Cara Mengasuh Anak Setelah Pasangan Resmi Bercerai

Pada dasarnya setiap pasangan pasti tidak menginginkan perceraian terjadi dalam pernikahan mereka. Namun apabila baik suami maupun istri merasa tidak ada kecocokan, bahkan merasa jika pernikahan yang dipertahankan malah menyakiti keduanya. Mungkin perceraian yang menjadi solsusi yang tepat bagi mereka.

Perceraian mungkin akan menjadi luka bagi keduanya, namun bukan hanya mereka saja. perceraian yang terjadi sering memberi luka bagi anak.
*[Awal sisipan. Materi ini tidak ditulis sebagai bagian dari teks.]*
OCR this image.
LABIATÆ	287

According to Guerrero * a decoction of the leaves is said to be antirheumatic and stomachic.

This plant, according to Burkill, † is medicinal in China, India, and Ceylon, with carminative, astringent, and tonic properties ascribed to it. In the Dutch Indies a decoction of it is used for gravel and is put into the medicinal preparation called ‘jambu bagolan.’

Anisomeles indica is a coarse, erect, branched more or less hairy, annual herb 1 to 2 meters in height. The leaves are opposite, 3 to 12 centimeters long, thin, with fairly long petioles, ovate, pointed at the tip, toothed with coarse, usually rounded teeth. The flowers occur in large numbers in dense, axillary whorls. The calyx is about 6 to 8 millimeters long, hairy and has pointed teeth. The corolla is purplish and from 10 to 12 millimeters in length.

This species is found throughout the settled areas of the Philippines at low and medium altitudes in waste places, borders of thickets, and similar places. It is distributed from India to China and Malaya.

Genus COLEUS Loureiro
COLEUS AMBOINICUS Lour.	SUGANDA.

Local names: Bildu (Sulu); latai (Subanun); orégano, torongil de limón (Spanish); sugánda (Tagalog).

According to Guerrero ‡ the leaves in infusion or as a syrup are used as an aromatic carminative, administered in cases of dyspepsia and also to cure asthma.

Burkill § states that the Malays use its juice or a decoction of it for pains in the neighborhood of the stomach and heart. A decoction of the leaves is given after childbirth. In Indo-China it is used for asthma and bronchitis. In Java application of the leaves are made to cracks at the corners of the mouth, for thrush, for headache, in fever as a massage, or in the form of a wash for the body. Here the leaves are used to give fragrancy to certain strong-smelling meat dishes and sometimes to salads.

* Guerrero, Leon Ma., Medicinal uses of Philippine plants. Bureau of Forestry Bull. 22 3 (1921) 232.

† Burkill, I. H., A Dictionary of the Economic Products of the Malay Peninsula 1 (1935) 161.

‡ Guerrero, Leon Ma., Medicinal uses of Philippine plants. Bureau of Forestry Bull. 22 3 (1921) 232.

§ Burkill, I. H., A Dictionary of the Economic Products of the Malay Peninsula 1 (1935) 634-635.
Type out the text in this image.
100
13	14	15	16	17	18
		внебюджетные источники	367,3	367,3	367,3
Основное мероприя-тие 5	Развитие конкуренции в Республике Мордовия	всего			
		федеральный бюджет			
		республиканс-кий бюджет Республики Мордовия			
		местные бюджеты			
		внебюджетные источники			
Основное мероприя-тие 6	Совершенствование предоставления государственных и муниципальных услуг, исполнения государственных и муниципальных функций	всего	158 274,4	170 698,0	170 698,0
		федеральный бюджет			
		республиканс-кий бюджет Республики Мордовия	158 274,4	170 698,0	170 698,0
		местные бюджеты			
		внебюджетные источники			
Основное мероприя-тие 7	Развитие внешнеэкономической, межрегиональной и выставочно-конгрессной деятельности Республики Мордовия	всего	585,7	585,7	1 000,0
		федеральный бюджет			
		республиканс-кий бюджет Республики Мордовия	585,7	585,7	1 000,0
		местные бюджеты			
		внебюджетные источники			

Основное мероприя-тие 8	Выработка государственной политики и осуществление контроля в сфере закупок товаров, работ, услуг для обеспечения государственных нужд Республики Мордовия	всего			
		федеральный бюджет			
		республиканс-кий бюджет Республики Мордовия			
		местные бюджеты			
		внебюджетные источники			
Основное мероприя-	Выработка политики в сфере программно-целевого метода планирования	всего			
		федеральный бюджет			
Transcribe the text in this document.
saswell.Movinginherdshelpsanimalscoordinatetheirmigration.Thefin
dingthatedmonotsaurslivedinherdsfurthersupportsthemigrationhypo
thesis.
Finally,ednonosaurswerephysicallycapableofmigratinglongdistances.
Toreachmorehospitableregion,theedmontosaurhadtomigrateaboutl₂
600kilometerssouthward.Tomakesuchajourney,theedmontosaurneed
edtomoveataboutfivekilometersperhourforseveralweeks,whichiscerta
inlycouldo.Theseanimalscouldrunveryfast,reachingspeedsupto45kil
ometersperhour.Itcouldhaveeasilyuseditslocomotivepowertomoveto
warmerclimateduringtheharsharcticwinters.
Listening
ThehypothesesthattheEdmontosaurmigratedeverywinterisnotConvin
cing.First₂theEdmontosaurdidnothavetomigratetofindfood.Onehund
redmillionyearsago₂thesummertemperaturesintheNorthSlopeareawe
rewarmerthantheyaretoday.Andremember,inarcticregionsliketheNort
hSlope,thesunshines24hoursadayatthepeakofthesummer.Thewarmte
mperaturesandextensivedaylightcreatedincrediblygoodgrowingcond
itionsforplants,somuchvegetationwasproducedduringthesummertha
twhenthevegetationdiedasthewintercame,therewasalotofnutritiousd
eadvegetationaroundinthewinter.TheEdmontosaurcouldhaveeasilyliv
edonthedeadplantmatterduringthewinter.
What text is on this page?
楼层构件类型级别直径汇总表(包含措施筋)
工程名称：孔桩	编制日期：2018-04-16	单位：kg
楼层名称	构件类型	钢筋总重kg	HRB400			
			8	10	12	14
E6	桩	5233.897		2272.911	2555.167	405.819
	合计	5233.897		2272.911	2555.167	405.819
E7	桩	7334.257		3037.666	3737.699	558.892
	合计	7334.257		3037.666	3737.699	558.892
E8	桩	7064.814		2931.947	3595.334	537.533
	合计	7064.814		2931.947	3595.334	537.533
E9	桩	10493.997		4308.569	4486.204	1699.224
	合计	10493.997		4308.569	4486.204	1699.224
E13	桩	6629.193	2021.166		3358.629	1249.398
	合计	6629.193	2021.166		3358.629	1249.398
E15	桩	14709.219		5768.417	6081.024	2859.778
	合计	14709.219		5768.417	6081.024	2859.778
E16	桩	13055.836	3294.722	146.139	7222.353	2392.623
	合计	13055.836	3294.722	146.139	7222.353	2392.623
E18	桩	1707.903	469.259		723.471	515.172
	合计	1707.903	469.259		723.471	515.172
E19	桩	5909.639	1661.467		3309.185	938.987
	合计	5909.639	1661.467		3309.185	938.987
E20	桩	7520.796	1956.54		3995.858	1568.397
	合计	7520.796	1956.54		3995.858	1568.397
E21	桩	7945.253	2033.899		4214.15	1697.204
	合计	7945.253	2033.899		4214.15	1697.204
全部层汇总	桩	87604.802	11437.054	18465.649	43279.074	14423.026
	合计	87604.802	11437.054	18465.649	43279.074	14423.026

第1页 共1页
Bahkan banyak kasus perceraian, terjadi perubahan perilaku pada anak seperti mereka tidak lagi menghormati kedua orang tuanya, mengalami trauma, terjebak dalam kenakalan remaja, hingga mengalami depresi dan gangguan mental lainnya. Setiap orang tua pasti tidak ingin melukai anaknya. Meskipun status pernikahan telah hilang namun bukan berarti status mereka sebagai orang tua bernasib serupa.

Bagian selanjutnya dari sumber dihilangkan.